The family are responding to the Independent Office for Police Conduct’s (IOPC) report this week about the changes made by Sussex Police in the wake of the 19-year-old’s death.
Shana was killed by her former stalker boyfriend in August 2016, despite repeatedly reporting her concerns to Sussex Police. Instead, officers gave Ms Grice a penalty notice for wasting their time. Five months later she was dead.
In a statement issued through Hudgell Solicitors, Shana’s parents, Sharon Grice and Richard Green, say:
Our daughter took her concerns to the police and instead of being protected was treated like a criminal. She paid for the police’s lack of training, care and poor attitude with her life.

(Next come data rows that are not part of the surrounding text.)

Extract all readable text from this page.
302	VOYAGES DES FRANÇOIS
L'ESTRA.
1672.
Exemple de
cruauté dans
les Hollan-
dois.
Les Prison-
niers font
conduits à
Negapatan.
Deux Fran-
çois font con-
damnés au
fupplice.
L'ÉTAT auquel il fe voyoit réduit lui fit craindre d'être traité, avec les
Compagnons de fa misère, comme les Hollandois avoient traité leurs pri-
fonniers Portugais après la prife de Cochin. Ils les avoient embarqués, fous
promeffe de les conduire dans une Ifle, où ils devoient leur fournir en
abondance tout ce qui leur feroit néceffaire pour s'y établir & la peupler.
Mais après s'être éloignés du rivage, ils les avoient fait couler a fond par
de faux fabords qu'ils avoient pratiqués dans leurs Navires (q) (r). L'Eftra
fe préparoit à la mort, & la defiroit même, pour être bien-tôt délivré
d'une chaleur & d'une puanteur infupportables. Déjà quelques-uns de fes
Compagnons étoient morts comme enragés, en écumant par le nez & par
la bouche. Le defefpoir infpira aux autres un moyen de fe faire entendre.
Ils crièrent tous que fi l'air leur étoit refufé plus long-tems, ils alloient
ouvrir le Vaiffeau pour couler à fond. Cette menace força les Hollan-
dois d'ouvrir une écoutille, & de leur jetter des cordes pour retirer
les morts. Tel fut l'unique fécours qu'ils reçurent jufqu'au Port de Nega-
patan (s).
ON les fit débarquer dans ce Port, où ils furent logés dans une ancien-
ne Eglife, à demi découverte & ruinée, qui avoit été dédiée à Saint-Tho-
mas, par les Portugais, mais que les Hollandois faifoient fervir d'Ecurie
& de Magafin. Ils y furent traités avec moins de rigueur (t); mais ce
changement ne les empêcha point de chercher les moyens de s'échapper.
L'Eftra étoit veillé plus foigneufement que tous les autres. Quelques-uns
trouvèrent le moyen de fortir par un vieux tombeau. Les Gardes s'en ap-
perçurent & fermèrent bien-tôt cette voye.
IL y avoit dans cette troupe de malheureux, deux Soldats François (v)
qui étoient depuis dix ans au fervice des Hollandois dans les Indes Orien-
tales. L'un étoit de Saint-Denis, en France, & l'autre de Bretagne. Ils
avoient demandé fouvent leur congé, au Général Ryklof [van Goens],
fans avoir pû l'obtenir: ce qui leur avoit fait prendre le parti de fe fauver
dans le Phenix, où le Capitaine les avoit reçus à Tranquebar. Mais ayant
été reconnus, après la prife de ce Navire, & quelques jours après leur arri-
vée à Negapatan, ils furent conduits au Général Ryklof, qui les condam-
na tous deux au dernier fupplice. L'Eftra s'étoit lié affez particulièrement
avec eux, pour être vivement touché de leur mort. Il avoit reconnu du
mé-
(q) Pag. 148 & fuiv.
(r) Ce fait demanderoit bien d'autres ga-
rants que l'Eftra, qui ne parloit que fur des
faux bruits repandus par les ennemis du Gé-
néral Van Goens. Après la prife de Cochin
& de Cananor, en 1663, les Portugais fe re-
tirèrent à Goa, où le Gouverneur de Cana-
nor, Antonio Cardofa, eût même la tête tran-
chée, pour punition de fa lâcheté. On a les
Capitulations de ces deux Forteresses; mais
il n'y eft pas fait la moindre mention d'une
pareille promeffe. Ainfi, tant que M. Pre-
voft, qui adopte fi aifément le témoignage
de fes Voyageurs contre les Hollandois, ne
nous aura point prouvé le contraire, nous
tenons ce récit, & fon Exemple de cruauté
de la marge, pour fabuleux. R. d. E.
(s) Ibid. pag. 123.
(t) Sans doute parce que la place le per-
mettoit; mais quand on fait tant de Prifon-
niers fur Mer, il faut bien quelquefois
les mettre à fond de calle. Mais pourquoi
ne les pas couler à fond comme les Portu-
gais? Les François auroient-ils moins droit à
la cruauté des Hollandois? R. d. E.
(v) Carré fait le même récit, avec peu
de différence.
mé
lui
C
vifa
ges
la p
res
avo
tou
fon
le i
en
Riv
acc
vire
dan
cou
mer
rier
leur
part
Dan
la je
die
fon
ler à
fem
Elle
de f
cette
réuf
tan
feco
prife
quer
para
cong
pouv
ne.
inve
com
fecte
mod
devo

It’s only right that the police make changes, but it’s too little, too late for Shana. Sussex Police should not be applauded for this. Instead we would encourage people to reflect on why they’re making these changes: A young girl went to them for protection and ended up murdered in her own home by the very person she’d asked the police to protect her from.
The proof will of course be in whether the changes are adhered to by officers and whether Sussex Police prevent other young innocent girls dying on their watch.
Michael Lane was sentenced to life imprisonment for killing Shana. At his trial, the judge, Mr Justice Green, was scathing of Sussex Police’s treatment of Ms Grice, saying:
You jumped to conclusions.
“In other words, she was treated as the wrongdoer and having committed a criminal offence, and Michael Lane was treated as the victim.
There was seemingly no appreciation on the part of those investigating that a young woman in a sexual relationship with a man could at one and the same time be vulnerable and at risk of serious harm.
The police jumped to conclusions and Shana was stereotyped.
The family’s lawyer, Andy Petherbridge of Hudgell Solicitors says: “It is only to be expected that Sussex Police have made changes to their procedures for treating victims of stalking. Lessons needed to be learnt. However, none of this should overshadow the fact that individual officers still have serious questions to answer about their conduct towards Shana in the run up to her untimely death.
“Stalking is a life-changing crime for its victims and as evidenced by Shana’s case, can lead to the most tragic of consequences if not tackled.”
Andy Petherbridge added that three police officers are facing misconduct proceedings for the way they handled Ms Grice’s complaints about Lane: “The IOPC have confirmed to the family that disciplinary hearings against three officers will take place in April and May. Two police constables will face charges of gross misconduct and one police sergeant will face a charge of misconduct. A further three police officers will face management action.”
The full IOPC report into the police handling of Shana’s death was completed last year but remains unpublished. The family have received a copy of the report.